Quando me abaixei para falar com um homem deitado no chão e cujo braço estava partido em dois, olhei adiante e vi o rosto vincado pelas rugas de um velho com longos cabelos grisalhos, a cabeça repousada na areia, os olhos vidrados em mim. Arrastei-me até ele e fechei seus olhos, peguei um lençol para cobri-lo, tentando fazer algo por ele para que não ficasse ali, morto e abandonado.

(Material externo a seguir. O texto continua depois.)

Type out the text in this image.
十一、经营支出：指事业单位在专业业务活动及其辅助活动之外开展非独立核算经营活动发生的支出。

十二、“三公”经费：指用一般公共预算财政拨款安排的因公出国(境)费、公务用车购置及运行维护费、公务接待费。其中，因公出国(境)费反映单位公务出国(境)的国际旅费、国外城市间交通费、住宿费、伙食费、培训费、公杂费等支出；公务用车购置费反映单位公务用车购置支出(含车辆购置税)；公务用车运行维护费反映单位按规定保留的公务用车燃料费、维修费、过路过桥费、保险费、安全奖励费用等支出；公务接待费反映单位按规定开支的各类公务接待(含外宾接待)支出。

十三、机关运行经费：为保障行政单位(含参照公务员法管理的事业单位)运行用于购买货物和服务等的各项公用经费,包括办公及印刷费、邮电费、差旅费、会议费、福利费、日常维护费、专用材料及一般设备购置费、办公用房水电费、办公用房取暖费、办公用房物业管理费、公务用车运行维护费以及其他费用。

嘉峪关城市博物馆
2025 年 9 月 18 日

Um menino que fora jogado mais longe que os outros estava sendo amarrado numa maca pelos paramédicos. Falei com ele, dei-lhe um sorriso aberto e lhe garanti que ficaria bom! Seus olhos e sua boca estavam cheios de sangue, mas pareceu-me que me via e que sorriu de volta. Morreu depois no helicóptero que o levava para Grand Junction.
Quando todos os outros haviam sido levados, Anna e eu já estávamos apaixonadas por nosso intérprete, Juan. Tinha 27 anos, falava inglês perfeito e tinha a cabeça coberta por cabelos grossos e encaracolados. Enquanto uma paramédica navajo cuidava dele, com Anna e eu ao lado, disse que estava com vergonha por não cortar os cabelos há tanto tempo. Anna pegou a bagagem dele no caminhão capotado: um saco de supermercado com meias dentro. Juan tinha quatro ferimentos na cabeça e os cabelos grossos haviam ajudado a controlar o sangramento. Estava entrando em delírio quando finalmente o colocaram na ambulância. Quando percebeu que íamos nos separar, entrou em pânico e ergueu-se da maca na minha direção.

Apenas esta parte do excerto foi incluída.